2 dakika okuma süresi
24 Aralık 2020 Perşembe
Unagi / Yılan Balığı 1997
30 Kasım 2020 Pazartesi
Üç Maymun (2008)
2 dakika okuma süresi
Yalnız ve güzel bir ülkede
Taşra Üçlemesi'nin ardından 2006'daki İklimler'le yine kendisine has ve yalnız bir hikaye anlatan Nuri Bilge Ceylan, bir sonraki filminin ekranlara düşen fragmanıyla sinemaseverleri epey şaşırtmıştı. Görsel olarak bambaşka bir dünya, ilk kez ailesinden olmayan oyuncular, üstelik minimalizmden uzak, görsel efekte boğulmuş bir filmdi Üç Maymun. Bu, onun sinemasında oldukça deneysel bir serüven olmasının yanı sıra başka kırılmaları da tetikledi. Cannes'da Hollywood'un efsanevi aktristi Faye Dunaway'ın elinden aldığı En İyi Yönetmen ödülü sonrası ''bu ödülü tutkuyla sevdiğim yalnız ve güzel ülkeme armağan ediyorum'' diyordu. Daha önce herhangi bir konuda fikrini beyan etmemiş bir yönetmen olarak, bu masumane sözüyle bile kimilerince övüldü, kimilerince yerildi. Üstüne üstlük, köşe bucak saklanan NBC, sinema magazinine malzeme haline getirildi.

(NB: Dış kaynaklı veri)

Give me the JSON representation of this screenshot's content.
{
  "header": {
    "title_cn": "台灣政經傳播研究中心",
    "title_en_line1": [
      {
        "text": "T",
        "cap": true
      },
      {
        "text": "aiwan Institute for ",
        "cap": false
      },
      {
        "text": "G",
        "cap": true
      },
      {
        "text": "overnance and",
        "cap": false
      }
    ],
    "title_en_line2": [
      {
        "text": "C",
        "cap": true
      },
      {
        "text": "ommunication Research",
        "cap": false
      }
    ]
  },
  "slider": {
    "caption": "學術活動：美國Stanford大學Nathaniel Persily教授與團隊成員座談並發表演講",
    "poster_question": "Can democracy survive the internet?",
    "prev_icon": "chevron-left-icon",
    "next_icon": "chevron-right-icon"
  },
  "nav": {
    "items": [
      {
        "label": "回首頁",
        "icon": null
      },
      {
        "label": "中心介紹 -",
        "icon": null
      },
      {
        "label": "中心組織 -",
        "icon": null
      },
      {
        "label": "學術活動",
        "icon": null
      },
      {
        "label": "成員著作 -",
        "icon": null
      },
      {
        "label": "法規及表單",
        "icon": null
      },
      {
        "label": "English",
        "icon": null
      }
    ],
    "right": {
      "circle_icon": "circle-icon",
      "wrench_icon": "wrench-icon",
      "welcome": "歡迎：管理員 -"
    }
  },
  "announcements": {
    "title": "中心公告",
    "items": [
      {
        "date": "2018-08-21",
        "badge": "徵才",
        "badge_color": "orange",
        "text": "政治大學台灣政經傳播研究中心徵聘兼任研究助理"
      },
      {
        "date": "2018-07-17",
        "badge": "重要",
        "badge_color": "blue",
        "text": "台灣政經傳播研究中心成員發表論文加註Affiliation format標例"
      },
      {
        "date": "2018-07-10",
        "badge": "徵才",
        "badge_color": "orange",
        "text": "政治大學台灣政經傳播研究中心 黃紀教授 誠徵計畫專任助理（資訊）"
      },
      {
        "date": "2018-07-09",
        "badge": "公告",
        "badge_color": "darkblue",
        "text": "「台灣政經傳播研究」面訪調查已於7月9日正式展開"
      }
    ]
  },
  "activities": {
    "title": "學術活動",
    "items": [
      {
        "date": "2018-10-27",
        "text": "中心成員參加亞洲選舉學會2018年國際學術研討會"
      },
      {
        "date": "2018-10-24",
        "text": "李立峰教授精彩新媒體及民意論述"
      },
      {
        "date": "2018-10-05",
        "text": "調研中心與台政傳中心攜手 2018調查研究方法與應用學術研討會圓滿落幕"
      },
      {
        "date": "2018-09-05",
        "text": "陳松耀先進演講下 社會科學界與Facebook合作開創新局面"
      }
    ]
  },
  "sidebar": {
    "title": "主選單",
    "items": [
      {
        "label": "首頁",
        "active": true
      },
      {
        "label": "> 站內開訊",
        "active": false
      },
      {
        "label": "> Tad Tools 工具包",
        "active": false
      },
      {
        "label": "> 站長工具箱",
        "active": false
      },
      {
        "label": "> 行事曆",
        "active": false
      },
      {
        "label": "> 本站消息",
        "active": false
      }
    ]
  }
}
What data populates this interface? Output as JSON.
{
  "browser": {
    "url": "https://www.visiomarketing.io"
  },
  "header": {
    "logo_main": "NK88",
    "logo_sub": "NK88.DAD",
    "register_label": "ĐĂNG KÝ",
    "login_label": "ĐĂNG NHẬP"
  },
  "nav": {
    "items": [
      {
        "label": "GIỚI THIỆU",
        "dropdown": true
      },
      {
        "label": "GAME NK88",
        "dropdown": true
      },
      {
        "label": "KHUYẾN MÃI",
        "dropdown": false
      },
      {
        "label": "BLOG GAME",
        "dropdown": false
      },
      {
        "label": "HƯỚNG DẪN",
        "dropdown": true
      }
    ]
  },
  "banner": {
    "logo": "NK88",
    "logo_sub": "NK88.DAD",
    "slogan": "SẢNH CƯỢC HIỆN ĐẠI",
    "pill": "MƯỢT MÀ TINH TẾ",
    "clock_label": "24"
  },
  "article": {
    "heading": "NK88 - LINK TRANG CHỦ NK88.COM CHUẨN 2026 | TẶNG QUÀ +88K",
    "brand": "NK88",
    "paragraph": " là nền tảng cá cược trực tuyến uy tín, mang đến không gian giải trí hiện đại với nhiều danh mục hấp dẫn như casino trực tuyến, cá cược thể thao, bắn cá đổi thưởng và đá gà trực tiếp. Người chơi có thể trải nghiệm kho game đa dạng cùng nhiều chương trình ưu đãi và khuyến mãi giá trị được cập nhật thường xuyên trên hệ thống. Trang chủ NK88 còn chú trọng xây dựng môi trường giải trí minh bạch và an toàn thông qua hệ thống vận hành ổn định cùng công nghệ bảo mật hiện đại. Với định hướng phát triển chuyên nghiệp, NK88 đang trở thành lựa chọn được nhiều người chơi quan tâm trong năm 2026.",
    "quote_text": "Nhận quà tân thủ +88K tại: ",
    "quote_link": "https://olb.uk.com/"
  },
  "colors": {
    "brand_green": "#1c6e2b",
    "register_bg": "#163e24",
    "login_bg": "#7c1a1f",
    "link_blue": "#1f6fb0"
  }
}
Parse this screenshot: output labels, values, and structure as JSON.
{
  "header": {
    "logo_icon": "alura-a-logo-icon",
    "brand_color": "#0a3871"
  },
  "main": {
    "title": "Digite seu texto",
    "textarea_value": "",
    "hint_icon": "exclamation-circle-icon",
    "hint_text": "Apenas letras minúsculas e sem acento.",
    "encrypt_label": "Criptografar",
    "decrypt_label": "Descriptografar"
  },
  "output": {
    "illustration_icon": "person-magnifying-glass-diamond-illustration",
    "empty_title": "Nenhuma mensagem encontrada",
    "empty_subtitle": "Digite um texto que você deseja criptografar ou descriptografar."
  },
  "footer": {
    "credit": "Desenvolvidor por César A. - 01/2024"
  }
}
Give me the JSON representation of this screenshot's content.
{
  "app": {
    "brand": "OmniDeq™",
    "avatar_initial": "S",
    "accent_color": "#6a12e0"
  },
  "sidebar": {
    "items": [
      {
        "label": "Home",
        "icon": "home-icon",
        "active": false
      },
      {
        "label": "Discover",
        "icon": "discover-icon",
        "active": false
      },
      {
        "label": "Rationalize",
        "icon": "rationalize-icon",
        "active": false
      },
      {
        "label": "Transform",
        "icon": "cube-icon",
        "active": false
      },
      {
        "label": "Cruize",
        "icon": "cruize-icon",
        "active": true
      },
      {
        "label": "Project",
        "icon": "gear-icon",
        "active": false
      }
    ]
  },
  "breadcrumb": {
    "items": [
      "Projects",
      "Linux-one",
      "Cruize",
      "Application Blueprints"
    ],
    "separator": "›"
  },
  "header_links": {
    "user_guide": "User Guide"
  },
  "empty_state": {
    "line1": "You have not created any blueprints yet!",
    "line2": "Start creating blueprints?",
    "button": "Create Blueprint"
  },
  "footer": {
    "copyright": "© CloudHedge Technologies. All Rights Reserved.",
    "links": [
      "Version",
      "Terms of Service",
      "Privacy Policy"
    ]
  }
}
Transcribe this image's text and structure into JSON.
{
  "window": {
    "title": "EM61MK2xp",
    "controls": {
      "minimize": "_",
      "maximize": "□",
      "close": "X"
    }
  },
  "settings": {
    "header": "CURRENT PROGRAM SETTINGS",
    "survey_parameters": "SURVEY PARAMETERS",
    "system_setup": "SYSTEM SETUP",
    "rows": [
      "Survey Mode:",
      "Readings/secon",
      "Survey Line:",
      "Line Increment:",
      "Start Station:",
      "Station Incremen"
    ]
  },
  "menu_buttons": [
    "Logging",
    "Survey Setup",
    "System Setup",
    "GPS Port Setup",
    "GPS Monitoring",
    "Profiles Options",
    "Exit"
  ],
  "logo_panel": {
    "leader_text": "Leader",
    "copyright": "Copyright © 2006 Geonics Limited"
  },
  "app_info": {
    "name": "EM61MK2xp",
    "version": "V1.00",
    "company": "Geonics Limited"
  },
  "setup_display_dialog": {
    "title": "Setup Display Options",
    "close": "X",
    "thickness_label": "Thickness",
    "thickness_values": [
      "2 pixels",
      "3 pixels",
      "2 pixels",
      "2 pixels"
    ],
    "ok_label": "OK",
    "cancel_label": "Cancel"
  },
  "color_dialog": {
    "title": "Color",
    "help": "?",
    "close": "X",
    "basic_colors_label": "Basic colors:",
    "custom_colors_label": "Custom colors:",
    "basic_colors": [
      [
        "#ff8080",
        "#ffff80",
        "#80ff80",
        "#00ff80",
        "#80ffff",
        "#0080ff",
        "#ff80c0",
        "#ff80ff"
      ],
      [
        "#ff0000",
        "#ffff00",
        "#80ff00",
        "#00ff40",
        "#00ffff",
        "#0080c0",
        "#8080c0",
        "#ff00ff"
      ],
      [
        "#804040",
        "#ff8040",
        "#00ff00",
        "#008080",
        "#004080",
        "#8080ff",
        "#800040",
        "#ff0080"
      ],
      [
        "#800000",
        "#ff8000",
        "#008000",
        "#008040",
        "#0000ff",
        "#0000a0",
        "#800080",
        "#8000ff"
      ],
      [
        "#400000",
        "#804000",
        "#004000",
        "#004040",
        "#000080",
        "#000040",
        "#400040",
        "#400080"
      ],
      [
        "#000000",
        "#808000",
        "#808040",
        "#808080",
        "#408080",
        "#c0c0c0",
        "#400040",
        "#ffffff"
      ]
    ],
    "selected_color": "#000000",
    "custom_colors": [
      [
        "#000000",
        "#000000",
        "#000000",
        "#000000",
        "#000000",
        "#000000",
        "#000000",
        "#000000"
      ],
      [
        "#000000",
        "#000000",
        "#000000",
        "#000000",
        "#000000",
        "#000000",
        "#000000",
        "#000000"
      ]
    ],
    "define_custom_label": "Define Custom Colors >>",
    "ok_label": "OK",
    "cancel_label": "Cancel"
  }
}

Bu filmin senaryosunun aslında Zeki Demirkubuz'un fikrine dayandığı söylendi, araları bu yüzden açıldı. Tartışmalar, spekülasyonlar, kazanılamayan Altın Portakal ödülü ve saire. 2008, Nuri Bilge Ceylan için epey farklı bir yıl oldu. Şu ya da bu şekilde, Üç Maymun'un, Yılmaz Güney'in 1971 yapımı Baba filminin günümüze uyarlanmış hali olduğu konusunda hemfikiriz.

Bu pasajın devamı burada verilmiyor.